Getting Ready for Graduation – Three Simple Tips for the Homeschool ParentJun 19th, 2011 | By Jessica Parnell | Category: Homeschooling for Teens
Top 3 tips for high school graduation
When all of the schoolwork is completed, the last test has been taken, and your homeschooled child is ready to pursue the next phase of their life, it’s time to graduate!
While some folks believe graduation ceremonies are an artificial milestone, they are also a rite of passage in our nation. They signify both an end…and a new beginning. In addition to marking the transition to another phase of life, they also recognize the achievements and hard work that helped the student reach that point.
Most local schools will not allow homeschoolers to participate in the local school district’s ceremony. That’s fine…your child’s homeschool education has been such a unique and personalized experience…their graduation should be tailored to them as well!

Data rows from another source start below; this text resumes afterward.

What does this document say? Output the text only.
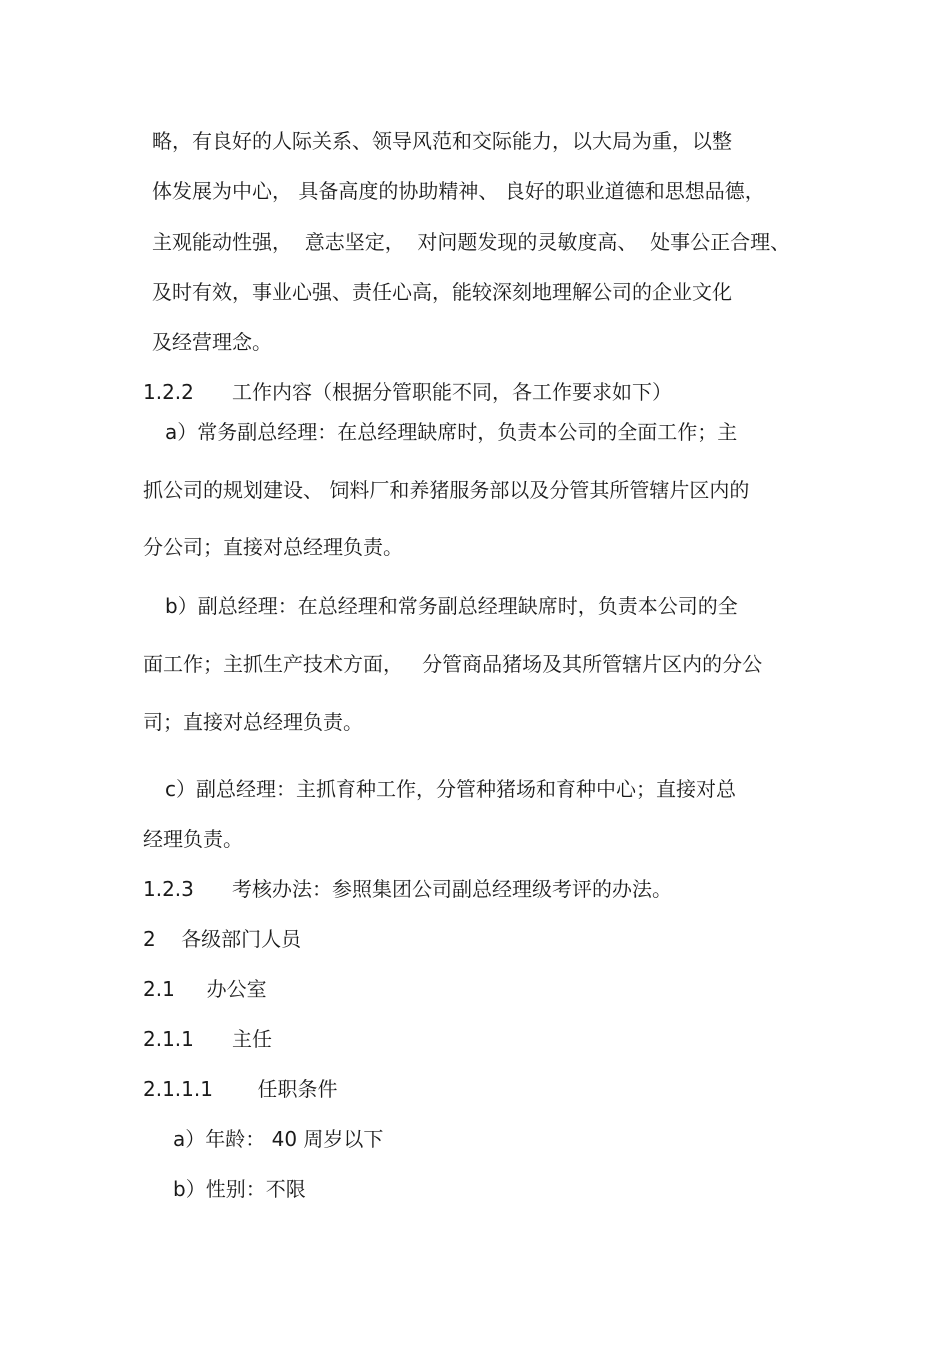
略，有良好的人际关系、领导风范和交际能力，以大局为重，以整
体发展为中心， 具备高度的协助精神、 良好的职业道德和思想品德，
主观能动性强，  意志坚定，  对问题发现的灵敏度高、  处事公正合理、
及时有效，事业心强、责任心高，能较深刻地理解公司的企业文化
及经营理念。
1.2.2      工作内容（根据分管职能不同，各工作要求如下）
a）常务副总经理：在总经理缺席时，负责本公司的全面工作；主
抓公司的规划建设、 饲料厂和养猪服务部以及分管其所管辖片区内的
分公司；直接对总经理负责。
b）副总经理：在总经理和常务副总经理缺席时，负责本公司的全
面工作；主抓生产技术方面，   分管商品猪场及其所管辖片区内的分公
司；直接对总经理负责。
c）副总经理：主抓育种工作，分管种猪场和育种中心；直接对总
经理负责。
1.2.3      考核办法：参照集团公司副总经理级考评的办法。
2    各级部门人员
2.1     办公室
2.1.1      主任
2.1.1.1       任职条件
a）年龄： 40 周岁以下
b）性别：不限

Here are three things to consider when planning the perfect homeschool graduation ceremony for your child.
1. It’s Their Day
The Number One rule: find out what your homeschooler wants to do for graduation. Since it’s their day, they should definitely have some say in the matter! Your teen’s personality will play a huge role in determining how the commencement should occur. Are they shy? Are they interested in a great deal of pomp and circumstance? Remember, the graduation is a celebration of your child’s achievement…let them help decide how they would like to mark the day.
2. Singular or Plural?
Homeschool graduation ceremonies can be formal or casual…and large or small. Decide if you want a private ceremony – with your child as the one-and-only star graduate – or a public ceremony with other homeschooled teens. Many homeschool groups offer local, regional or state graduation ceremonies in which your child can participate. Likewise, some parents and students opt for a small ‘friends and family’ style ceremony…or even just a dinner out to celebrate.
3. Formal or Informal?
Will this be a formal “walk down the aisle in cap and gown as Pomp & Circumstance plays and they pick up their diploma” kind of event? Or will it be a more casual backyard party? If so, did you send out formal invitations? Or an email invite? Will you be renting a hall? Or have you picked out another location that will accommodate all of the guests? Will someone be recording the event for posterity? Who will speak at the ceremony? Friends, tutors and family members can all share words of encouragement!
Remember, your child has enjoyed a very singular and unique educational experience. Throwing them into a group of three hundred strangers at the local high school may sound like the right decision, but it wouldn’t be…so be grateful it isn’t an option! Instead, make their ceremony as special and memorable as their education has been.
What do you remember most about your graduation?